My search for recipes lead me to some interesting web sites: The New York Times, Bon Appetite, Food & Wine, David Lebovitz, and serious eats, to mention some of them. There are lots of variations in the seasonings but the basic ingredients are simple: pork and pork fat. Most recipes called for shoulder or boston butt, but that’s not practical when cooking for one. All very interesting, but I do have a reasonable library of charcuterie books (both hard-copy and on my Kindle) so I thought I should also check closer to home before I made a decision. Plugging “rillettes” into the search function on my Kindle I found lots of other recipes as well. I was amazed at how many references I found.
I finally settled on a recipe was from Essential Pepin): simple and and it’s easy to pick up from where I left my pork spare ribs from the instant pot.
Recipe adapted from Essential Pepin (Kindle location 13172-13197). The instructions are extensive and I’ve merely abstracted the main points. If you’re going to do this, I’d recommend checking the source–even via a trip to the library.
3 pounds boneless pork chuck or neck (you should have about 75% lean and 25% fat, cut into 2- to 3-inch cubes.
1 tablespoon salt, or to taste
1/2 teaspoon freshly ground black pepper, or to taste
In a large heavy saucepan, add salt, pepper, and enough water to cover by 1 inch.

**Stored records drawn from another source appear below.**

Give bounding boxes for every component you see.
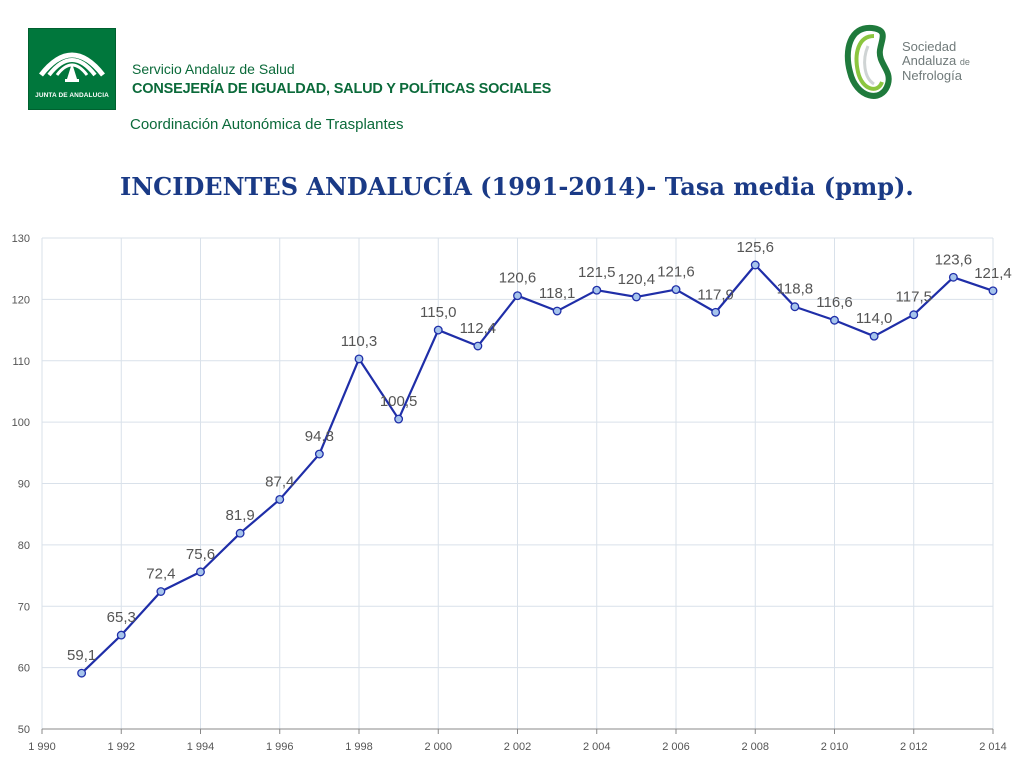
data-point bbox=[711, 307, 721, 317]
society-line-1: Sociedad bbox=[902, 39, 957, 54]
data-label: 72,4 bbox=[146, 566, 175, 583]
y-tick-label: 100 bbox=[12, 417, 30, 429]
society-logo: Sociedad Andaluza de Nefrología bbox=[838, 20, 1008, 120]
y-tick-label: 90 bbox=[18, 479, 30, 491]
consejeria-name: CONSEJERÍA DE IGUALDAD, SALUD Y POLÍTICA… bbox=[132, 81, 552, 97]
service-name: Servicio Andaluz de Salud bbox=[132, 61, 295, 77]
data-label: 59,1 bbox=[67, 647, 96, 664]
data-label: 100,5 bbox=[380, 393, 418, 410]
x-tick-label: 2 004 bbox=[583, 741, 611, 753]
x-tick-label: 2 012 bbox=[900, 741, 928, 753]
data-label: 81,9 bbox=[226, 507, 255, 524]
data-label: 75,6 bbox=[186, 546, 215, 563]
data-label: 65,3 bbox=[107, 609, 136, 626]
junta-logo-text: JUNTA DE ANDALUCIA bbox=[35, 92, 109, 99]
society-line-2: Andaluza de bbox=[902, 54, 970, 69]
data-point bbox=[552, 306, 562, 316]
x-tick-label: 1 992 bbox=[107, 741, 135, 753]
y-tick-label: 120 bbox=[12, 294, 30, 306]
coordinacion-name: Coordinación Autonómica de Trasplantes bbox=[130, 116, 404, 133]
data-point bbox=[513, 291, 522, 301]
data-label: 87,4 bbox=[265, 473, 294, 490]
data-point bbox=[394, 414, 404, 424]
society-de: de bbox=[959, 57, 970, 67]
data-point bbox=[869, 331, 879, 341]
data-point bbox=[196, 567, 205, 577]
data-label: 121,4 bbox=[974, 265, 1012, 282]
x-tick-label: 2 014 bbox=[979, 741, 1007, 753]
data-label: 118,1 bbox=[539, 285, 575, 302]
series-line bbox=[80, 263, 994, 674]
x-tick-label: 1 996 bbox=[266, 741, 294, 753]
y-tick-label: 130 bbox=[12, 233, 30, 245]
data-point bbox=[77, 668, 87, 678]
junta-emblem-icon bbox=[39, 52, 105, 82]
y-tick-label: 110 bbox=[12, 356, 30, 368]
y-tick-label: 70 bbox=[18, 601, 30, 613]
data-label: 117,9 bbox=[697, 286, 733, 303]
data-label: 94,8 bbox=[305, 428, 334, 445]
data-point bbox=[592, 285, 602, 295]
data-point bbox=[948, 272, 958, 282]
data-point bbox=[750, 260, 760, 270]
data-label: 117,5 bbox=[896, 289, 932, 306]
x-tick-label: 2 006 bbox=[662, 741, 690, 753]
data-point bbox=[830, 315, 839, 325]
data-point bbox=[314, 449, 324, 459]
data-point bbox=[671, 285, 681, 295]
data-point bbox=[988, 286, 998, 296]
junta-de-andalucia-logo: JUNTA DE ANDALUCIA bbox=[28, 28, 116, 110]
data-label: 121,6 bbox=[657, 264, 695, 281]
x-tick-label: 2 010 bbox=[821, 741, 849, 753]
x-tick-label: 1 994 bbox=[187, 741, 215, 753]
x-tick-label: 2 000 bbox=[424, 741, 452, 753]
data-label: 125,6 bbox=[736, 239, 774, 256]
data-point bbox=[433, 325, 443, 335]
data-label: 116,6 bbox=[816, 294, 852, 311]
y-tick-label: 60 bbox=[18, 663, 30, 675]
society-name: Sociedad Andaluza de Nefrología bbox=[902, 40, 970, 83]
y-tick-label: 80 bbox=[18, 540, 30, 552]
data-point bbox=[354, 354, 364, 364]
data-point bbox=[275, 495, 285, 504]
header-left: JUNTA DE ANDALUCIA Servicio Andaluz de S… bbox=[28, 28, 588, 138]
data-label: 120,6 bbox=[499, 270, 537, 287]
x-tick-label: 2 008 bbox=[741, 741, 769, 753]
data-label: 120,4 bbox=[618, 271, 656, 288]
data-point bbox=[790, 302, 800, 312]
x-tick-label: 2 002 bbox=[504, 741, 532, 753]
x-tick-label: 1 998 bbox=[345, 741, 373, 753]
chart-title: INCIDENTES ANDALUCÍA (1991-2014)- Tasa m… bbox=[120, 172, 914, 201]
data-point bbox=[156, 587, 166, 596]
data-point bbox=[909, 310, 919, 320]
data-point bbox=[116, 630, 126, 640]
x-tick-label: 1 990 bbox=[28, 741, 56, 753]
data-label: 123,6 bbox=[935, 251, 973, 268]
data-label: 112,4 bbox=[460, 320, 496, 337]
data-point bbox=[473, 341, 483, 351]
data-point bbox=[235, 528, 245, 538]
y-tick-label: 50 bbox=[18, 724, 30, 736]
data-label: 114,0 bbox=[856, 310, 892, 327]
society-line-3: Nefrología bbox=[902, 68, 962, 83]
data-label: 118,8 bbox=[777, 281, 813, 298]
data-label: 115,0 bbox=[420, 304, 456, 321]
data-label: 110,3 bbox=[341, 333, 377, 350]
data-label: 121,5 bbox=[578, 264, 616, 281]
data-point bbox=[631, 292, 641, 302]
society-andaluza: Andaluza bbox=[902, 53, 957, 68]
kidney-logo-icon bbox=[844, 24, 892, 99]
line-chart: 50 60 70 80 90 100 110 120 130 1 990 1 992 1 994 1 9… bbox=[12, 233, 1012, 753]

Simmer very slowly over low heat for about 5 hours, adding more water as necessary.
After poaching, when the water is almost all evaporated and the liquid has started to sizzle, let it sizzle for about 30 minutes to give a roasted taste to the meat.

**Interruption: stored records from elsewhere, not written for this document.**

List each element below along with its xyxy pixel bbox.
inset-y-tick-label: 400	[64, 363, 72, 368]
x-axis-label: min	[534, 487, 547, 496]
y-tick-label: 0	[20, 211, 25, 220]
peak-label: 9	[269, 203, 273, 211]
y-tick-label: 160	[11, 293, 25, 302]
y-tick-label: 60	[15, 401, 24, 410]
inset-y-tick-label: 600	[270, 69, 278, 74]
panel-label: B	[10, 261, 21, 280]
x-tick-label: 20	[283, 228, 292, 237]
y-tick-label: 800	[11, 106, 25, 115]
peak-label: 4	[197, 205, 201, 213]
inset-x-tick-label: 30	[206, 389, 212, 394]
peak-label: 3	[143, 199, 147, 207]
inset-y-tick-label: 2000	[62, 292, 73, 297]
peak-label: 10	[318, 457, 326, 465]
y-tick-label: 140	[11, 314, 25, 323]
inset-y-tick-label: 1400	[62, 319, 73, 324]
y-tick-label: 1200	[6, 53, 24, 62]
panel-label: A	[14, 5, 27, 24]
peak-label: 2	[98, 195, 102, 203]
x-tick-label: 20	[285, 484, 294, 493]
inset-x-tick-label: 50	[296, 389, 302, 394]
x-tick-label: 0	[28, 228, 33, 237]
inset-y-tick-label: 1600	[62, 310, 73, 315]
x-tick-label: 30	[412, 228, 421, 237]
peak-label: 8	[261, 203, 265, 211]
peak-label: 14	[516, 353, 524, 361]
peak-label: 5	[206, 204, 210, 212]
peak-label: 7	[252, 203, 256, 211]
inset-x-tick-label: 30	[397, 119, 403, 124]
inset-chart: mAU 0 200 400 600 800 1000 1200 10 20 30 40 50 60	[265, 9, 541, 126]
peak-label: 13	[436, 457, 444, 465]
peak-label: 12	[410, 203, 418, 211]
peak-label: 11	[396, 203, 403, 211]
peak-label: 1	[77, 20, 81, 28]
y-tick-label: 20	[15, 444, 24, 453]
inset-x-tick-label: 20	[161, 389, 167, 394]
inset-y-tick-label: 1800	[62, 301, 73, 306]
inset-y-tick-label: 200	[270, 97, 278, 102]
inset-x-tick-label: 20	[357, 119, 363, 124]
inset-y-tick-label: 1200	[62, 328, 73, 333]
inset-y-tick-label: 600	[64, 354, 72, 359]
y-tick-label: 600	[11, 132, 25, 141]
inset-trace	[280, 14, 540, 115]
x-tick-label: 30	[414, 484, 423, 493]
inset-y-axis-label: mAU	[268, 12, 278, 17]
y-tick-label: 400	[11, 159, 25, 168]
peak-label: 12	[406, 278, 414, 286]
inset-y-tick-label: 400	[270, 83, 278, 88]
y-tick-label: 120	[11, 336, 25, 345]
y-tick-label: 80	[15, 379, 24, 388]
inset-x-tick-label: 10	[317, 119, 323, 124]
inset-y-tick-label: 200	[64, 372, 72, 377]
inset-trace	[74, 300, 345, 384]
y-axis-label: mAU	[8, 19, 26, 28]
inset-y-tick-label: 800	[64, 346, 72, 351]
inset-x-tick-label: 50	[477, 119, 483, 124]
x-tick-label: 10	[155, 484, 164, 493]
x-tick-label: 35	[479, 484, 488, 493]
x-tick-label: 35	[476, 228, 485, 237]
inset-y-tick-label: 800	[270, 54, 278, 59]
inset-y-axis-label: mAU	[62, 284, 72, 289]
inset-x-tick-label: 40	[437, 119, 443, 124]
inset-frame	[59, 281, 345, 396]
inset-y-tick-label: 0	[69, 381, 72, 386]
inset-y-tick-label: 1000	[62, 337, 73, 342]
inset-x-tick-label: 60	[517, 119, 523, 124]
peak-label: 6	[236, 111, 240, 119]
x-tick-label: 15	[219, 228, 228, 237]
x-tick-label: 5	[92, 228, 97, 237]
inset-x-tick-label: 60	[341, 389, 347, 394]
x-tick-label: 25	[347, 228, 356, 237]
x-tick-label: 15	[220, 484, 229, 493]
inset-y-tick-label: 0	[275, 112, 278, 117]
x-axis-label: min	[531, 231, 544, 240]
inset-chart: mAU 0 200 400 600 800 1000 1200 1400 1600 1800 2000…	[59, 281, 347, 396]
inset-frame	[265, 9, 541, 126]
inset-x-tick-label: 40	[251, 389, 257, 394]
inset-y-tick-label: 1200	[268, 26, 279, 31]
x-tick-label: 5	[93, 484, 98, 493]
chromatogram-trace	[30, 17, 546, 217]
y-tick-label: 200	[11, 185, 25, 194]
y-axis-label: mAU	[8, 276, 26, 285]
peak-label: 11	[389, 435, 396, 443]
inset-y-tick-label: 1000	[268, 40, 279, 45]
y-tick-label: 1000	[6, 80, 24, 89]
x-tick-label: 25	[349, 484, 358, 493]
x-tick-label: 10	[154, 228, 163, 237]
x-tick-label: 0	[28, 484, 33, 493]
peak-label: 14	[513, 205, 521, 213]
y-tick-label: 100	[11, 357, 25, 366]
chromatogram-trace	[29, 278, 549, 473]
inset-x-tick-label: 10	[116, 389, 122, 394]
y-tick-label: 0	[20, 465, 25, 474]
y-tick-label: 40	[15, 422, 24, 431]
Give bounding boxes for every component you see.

Transfer to a bowl and cool. Refrigerate overnight.
Crush the pieces of meat (with your hands, between thumbs and fingers recommended by Pepin) or use a flat beater on a stand mixer.
Put mean and fat in a saucepan and heat over medium-low heat; taste for seasoning. Overseason slightly since seasonings are muted when cold.
After the mixture is set, pack into small crocks and refrigerate.
Well sealed these will keep for a couple weeks in the refrigerator or can be frozen.
I had about 2-1/4 pounds of pork left from my spare ribs. Since my pork was cooked in the Instant Pot using the pot-in-pot method, I started at step 3 by pouring off the broth and fat, then reducing those over medium-high heat until the sizzling started, when the broth was evaporate (as well as the splash of sherry that I decided to add).
I returned the meat to the pan and allowed a bit more evaporation, and did the 30 minutes of sizzling, and then followed the rest of the instructions. The sizzling part is really important for the best flavor. The pork flavor is good before this, but afterwards it’s really great. (Be sure to use a really heavy pan or you’ll have pork stuck to the bottom where the heat from the burner was. (This Calphalon pan wasn’t quite heavy enough so I had to do a little scraping to get all the browned pork to mix in.)
(While the sizzling was going on I use my Instant Pot to sterilize some mason jars to pack the rillettes in, even though it will be refrigerated. I did do a little crushing while this process was going on–easy with a wooden spoon since the meat was so tender.
After cooling it again, I used the hands-on method to crush the meat since I had seen comments on the texture you would bet if using the flat-flat beater method–OK, messy but texture is important here. I didn’t have quite the ratio of lean to fat recommended so I did a bit more of my own home-rendered lard. After a final check on the seasoning, the rillettes were packed into the jars, and stashed in the refrigerator.
Now I have something meaty for hot weather meals. Yes, it takes time, but it’s really not a lot of effort and the reward is so good. All you need now is some good bread, or if you’re trying the low carb thing some crispy green stuff like belgian endive or romaine leaves.